Der Dicke nahm das Stück Bütten und las:
HENRY HOFF
PHILOSOPH
Cassius-Bastei
Bonn
Dann ergriff er den dritten Cognac und schnüffelte, ohne zu trinken. »Ich bin sprachlos; kein Wort fällt mir dazu ein.«
Hoff nickte. »Sehr gut. Dich sprachlos zu sehen war schon lange mein Wunsch.«
»Und wie machst du das, mit dem Philosophieren?«
»Ach, das ist ganz einfach. Ich werde in der nächsten Ausgabe des Branchenverzeichnisses als Philosoph stehen, mit Nummer und Sprechstunden. Bis jetzt sitz ich in meiner Praxis und berate Laufkundschaft.«
»Du willst doch nicht im Ernst sagen, du hast so ein ulkiges Blechschild vor der Tür, darauf steht Philosoph, und orientierungslose Menschen, die zum Einkaufen in die City pilgern, kommen einfach so auf einen Schwatz bei dir vorbei?«
»Doch, genau das tun sie. Ich hab kurz vor Weihnachten damit angefangen, also ungefähr zweieinhalb Monate Erfahrung, und ich kann dir sagen: Es läuft.«
Matzbach bestand darauf, mehr zu erfahren. Nachdem sie ihre Getränke verbraucht hatten, machten sie sich auf den Weg zur Cassius-Bastei, einem weitläufigen Bunkerkomplex aus Rigips, in Bahnhofsnähe; Gruppen ansehnlicher Altbauten hatten dafür sterben müssen.

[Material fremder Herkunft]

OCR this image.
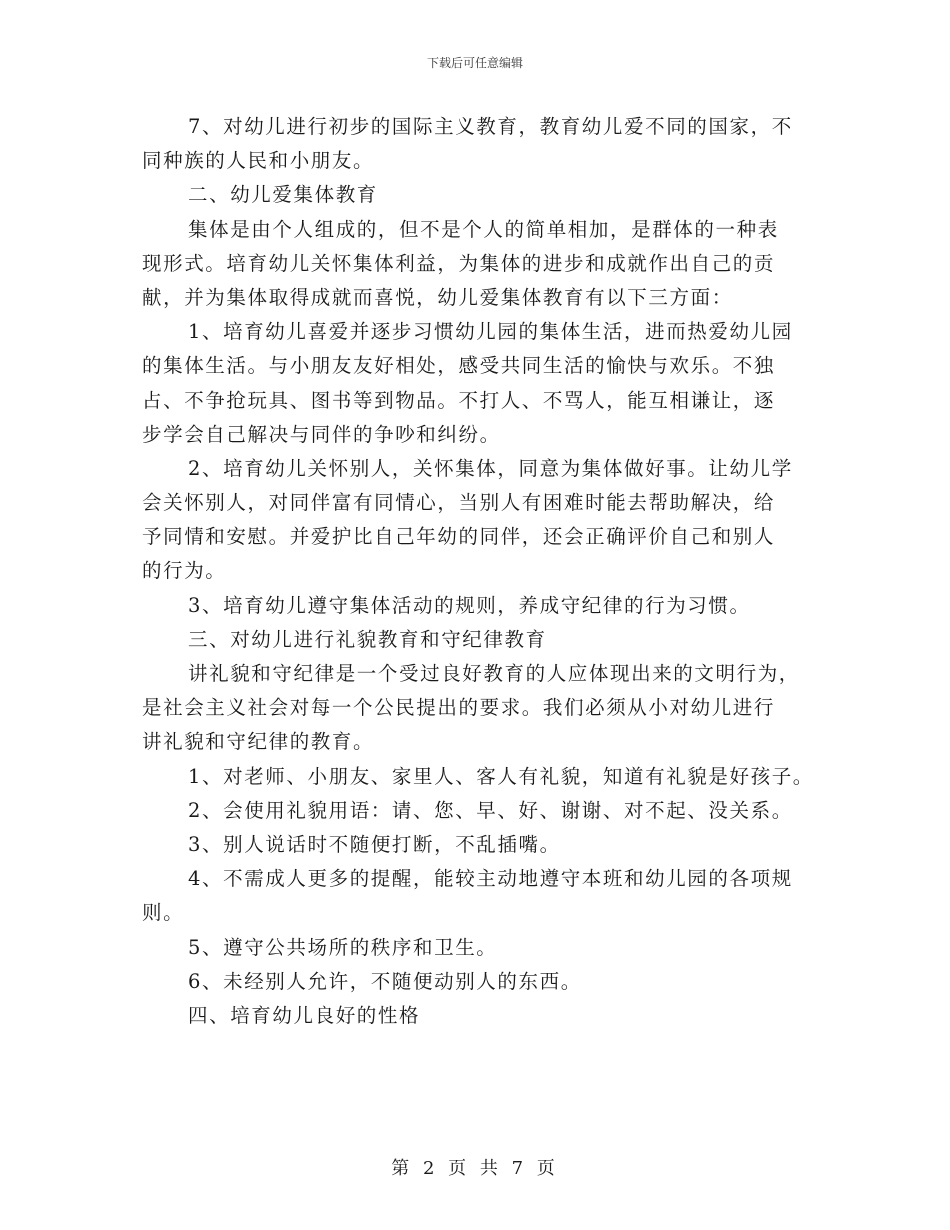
下载后可任意编辑
7、对幼儿进行初步的国际主义教育，教育幼儿爱不同的国家，不
同种族的人民和小朋友。
二、幼儿爱集体教育
集体是由个人组成的，但不是个人的简单相加，是群体的一种表
现形式。培育幼儿关怀集体利益，为集体的进步和成就作出自己的贡
献，并为集体取得成就而喜悦，幼儿爱集体教育有以下三方面：
1、培育幼儿喜爱并逐步习惯幼儿园的集体生活，进而热爱幼儿园
的集体生活。与小朋友友好相处，感受共同生活的愉快与欢乐。不独
占、不争抢玩具、图书等到物品。不打人、不骂人，能互相谦让，逐
步学会自己解决与同伴的争吵和纠纷。
2、培育幼儿关怀别人，关怀集体，同意为集体做好事。让幼儿学
会关怀别人，对同伴富有同情心，当别人有困难时能去帮助解决，给
予同情和安慰。并爱护比自己年幼的同伴，还会正确评价自己和别人
的行为。
3、培育幼儿遵守集体活动的规则，养成守纪律的行为习惯。
三、对幼儿进行礼貌教育和守纪律教育
讲礼貌和守纪律是一个受过良好教育的人应体现出来的文明行为，
是社会主义社会对每一个公民提出的要求。我们必须从小对幼儿进行
讲礼貌和守纪律的教育。
1、对老师、小朋友、家里人、客人有礼貌，知道有礼貌是好孩子。
2、会使用礼貌用语：请、您、早、好、谢谢、对不起、没关系。
3、别人说话时不随便打断，不乱插嘴。
4、不需成人更多的提醒，能较主动地遵守本班和幼儿园的各项规
则。
5、遵守公共场所的秩序和卫生。
6、未经别人允许，不随便动别人的东西。
四、培育幼儿良好的性格
第 2 页 共 7 页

Im zuständigen Aufzug prangte Hoffs Name an einem Schildchen neben dem Knopf für die entsprechende Etage. Sie gingen einen mit Teppichboden ausgelegten Flur entlang.
Schließlich blieb Hoff stehen, deutete auf eine Mahagonitür, das Schild neben der Klingel und sagte triumphierend: »Da!«
Das Büro bestand aus einem großen Raum mit englischem Eibenschreibtisch, Chefsessel, zwei Kundensesseln aus weichem Leder und einer Couch. An den Wänden zogen sich Eichenregale hin, die erst zum Teil gefüllt waren. Baltasar wanderte umher und überflog die Titel auf den Buchrücken.

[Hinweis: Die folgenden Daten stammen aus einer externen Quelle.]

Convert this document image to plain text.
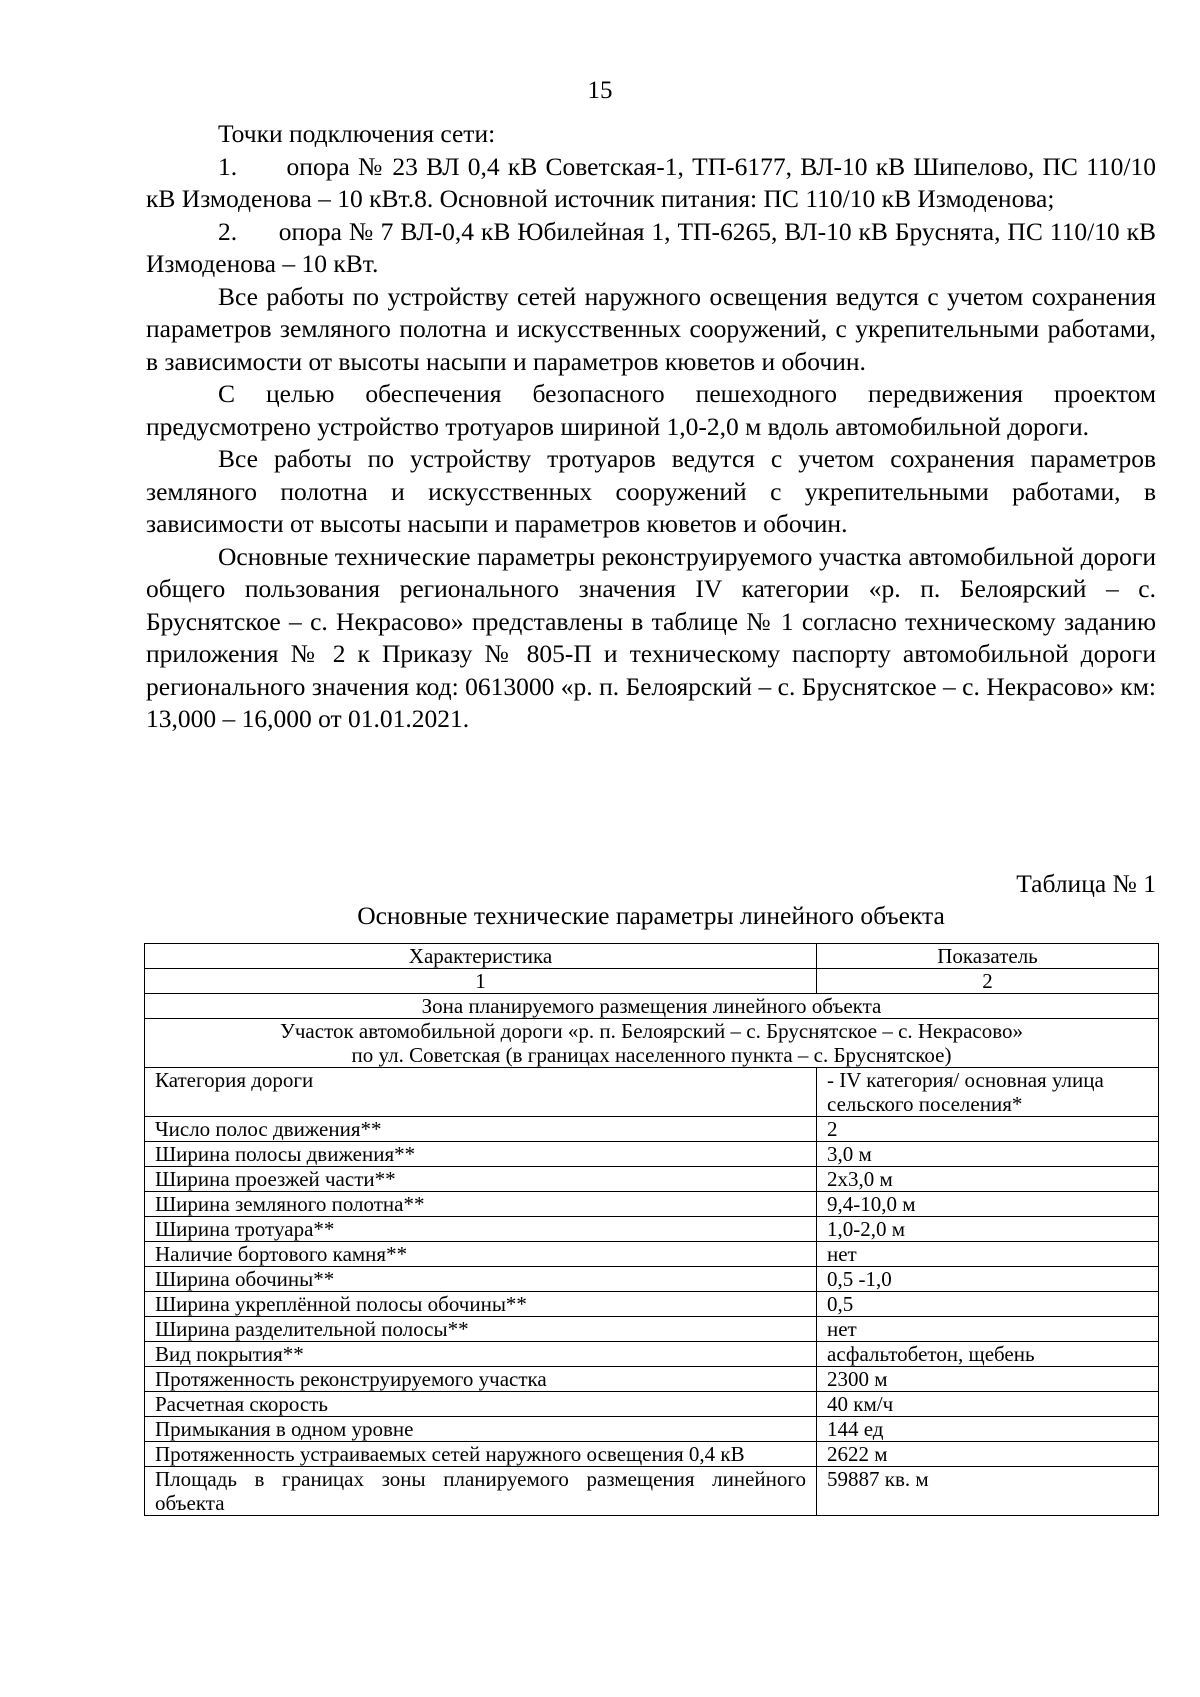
15

Точки подключения сети:

1.      опора № 23 ВЛ 0,4 кВ Советская-1, ТП-6177, ВЛ-10 кВ Шипелово, ПС 110/10 кВ Измоденова – 10 кВт.8. Основной источник питания: ПС 110/10 кВ Измоденова;

2.      опора № 7 ВЛ-0,4 кВ Юбилейная 1, ТП-6265, ВЛ-10 кВ Бруснята, ПС 110/10 кВ Измоденова – 10 кВт.

Все работы по устройству сетей наружного освещения ведутся с учетом сохранения параметров земляного полотна и искусственных сооружений, с укрепительными работами, в зависимости от высоты насыпи и параметров кюветов и обочин.

С целью обеспечения безопасного пешеходного передвижения проектом предусмотрено устройство тротуаров шириной 1,0-2,0 м вдоль автомобильной дороги.

Все работы по устройству тротуаров ведутся с учетом сохранения параметров земляного полотна и искусственных сооружений с укрепительными работами, в зависимости от высоты насыпи и параметров кюветов и обочин.

Основные технические параметры реконструируемого участка автомобильной дороги общего пользования регионального значения IV категории «р. п. Белоярский – с. Бруснятское – с. Некрасово» представлены в таблице № 1 согласно техническому заданию приложения № 2 к Приказу № 805-П и техническому паспорту автомобильной дороги регионального значения код: 0613000 «р. п. Белоярский – с. Бруснятское – с. Некрасово» км: 13,000 – 16,000 от 01.01.2021.

Таблица № 1
Основные технические параметры линейного объекта
Характеристика	Показатель
1	2
Зона планируемого размещения линейного объекта	

Участок автомобильной дороги «р. п. Белоярский – с. Бруснятское – с. Некрасово»
по ул. Советская (в границах населенного пункта – с. Бруснятское)	

Категория дороги	- IV категория/ основная улица сельского поселения*
Число полос движения**	2
Ширина полосы движения**	3,0 м
Ширина проезжей части**	2х3,0 м
Ширина земляного полотна**	9,4-10,0 м
Ширина тротуара**	1,0-2,0 м
Наличие бортового камня**	нет
Ширина обочины**	0,5 -1,0
Ширина укреплённой полосы обочины**	0,5
Ширина разделительной полосы**	нет
Вид покрытия**	асфальтобетон, щебень
Протяженность реконструируемого участка	2300 м
Расчетная скорость	40 км/ч
Примыкания в одном уровне	144 ед
Протяженность устраиваемых сетей наружного освещения 0,4 кВ	2622 м
Площадь в границах зоны планируемого размещения линейного объекта	59887 кв. м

Hoff sah ihm vergnügt zu. »Dir ist natürlich klar, daß ich mir so endlich alle erstklassigen Ausgaben der tausend Denker anschaffen kann, nicht wahr? Arbeitsmaterial, unbedingt notwendige Fachliteratur. Mein Steuerberater meint, auch die siebenunddreißig Bände Plinius gehören zu den nötigen Aufwendungen.«
Matzbach hielt eben einen der alten Bände der lateinischfranzösischen Parallelausgabe der Naturalis Historia in der Hand und rümpfte die Nase. Es sah aus wie Verachtung, war aber der pure Neid.
Auf einer Kommode nahe dem großen Schreibtisch stand die lebensnotwendige Kaffeemaschine; Hoff tätschelte sie. »Hm?«
Matzbach nickte, ohne hinzusehen. »Hm!«
Hoff nahm die Glaskanne und ging ins Bad, in dem neben Dusche, Toilette und Waschbecken gerade noch Platz für einen Getränkekühlschrank war. Er füllte die Kanne mit Wasser, holte Filterpapier und Kaffee aus einer Schublade der Kommode und zelebrierte dies alles wie eine große Amtshandlung.

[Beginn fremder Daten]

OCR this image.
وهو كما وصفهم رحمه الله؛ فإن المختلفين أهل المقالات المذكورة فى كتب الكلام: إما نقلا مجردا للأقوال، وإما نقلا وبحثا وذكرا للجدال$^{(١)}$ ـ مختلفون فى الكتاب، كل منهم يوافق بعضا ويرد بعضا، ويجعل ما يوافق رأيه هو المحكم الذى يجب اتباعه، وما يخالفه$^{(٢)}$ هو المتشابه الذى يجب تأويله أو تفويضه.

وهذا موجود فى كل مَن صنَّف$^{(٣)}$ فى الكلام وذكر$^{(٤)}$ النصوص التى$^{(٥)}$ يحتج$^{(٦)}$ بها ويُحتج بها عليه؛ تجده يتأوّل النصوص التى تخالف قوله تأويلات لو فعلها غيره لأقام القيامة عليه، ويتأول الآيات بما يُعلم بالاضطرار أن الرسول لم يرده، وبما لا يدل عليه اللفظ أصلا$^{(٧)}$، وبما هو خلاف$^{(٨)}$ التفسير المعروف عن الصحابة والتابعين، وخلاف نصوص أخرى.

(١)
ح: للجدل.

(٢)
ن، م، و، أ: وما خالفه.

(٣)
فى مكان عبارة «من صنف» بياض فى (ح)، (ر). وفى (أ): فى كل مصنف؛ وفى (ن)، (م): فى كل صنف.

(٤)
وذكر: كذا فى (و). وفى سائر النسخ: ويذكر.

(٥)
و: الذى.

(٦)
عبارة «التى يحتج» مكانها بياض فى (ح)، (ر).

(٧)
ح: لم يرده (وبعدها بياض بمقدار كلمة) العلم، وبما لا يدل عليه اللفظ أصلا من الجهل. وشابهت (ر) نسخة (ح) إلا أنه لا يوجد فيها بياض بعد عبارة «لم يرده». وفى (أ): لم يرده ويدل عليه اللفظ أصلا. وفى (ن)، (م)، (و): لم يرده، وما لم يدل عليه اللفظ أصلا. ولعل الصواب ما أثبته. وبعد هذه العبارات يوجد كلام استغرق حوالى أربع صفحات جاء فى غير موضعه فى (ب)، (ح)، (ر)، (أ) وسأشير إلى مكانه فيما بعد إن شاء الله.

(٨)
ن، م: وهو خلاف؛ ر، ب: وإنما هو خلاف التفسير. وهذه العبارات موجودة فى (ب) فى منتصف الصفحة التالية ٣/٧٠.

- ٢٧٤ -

»Hast du auch was, um den Kaffee zu verdünnen?«
Hoff deutete auf ein Kabinett zwischen den Büchern.
Matzbach öffnete es, musterte die Etiketten und fischte einen Gran Duque de Alba heraus. »Respekt. Habe die Ehre. Respekt.«
Hoff setzte sich in seinen Chefsessel und legte die Beine auf die grüne Lederplatte des Schreibtischs. »Sie dürfen sich setzen, Herr Kollege.« Er deutete auf einen der Sessel.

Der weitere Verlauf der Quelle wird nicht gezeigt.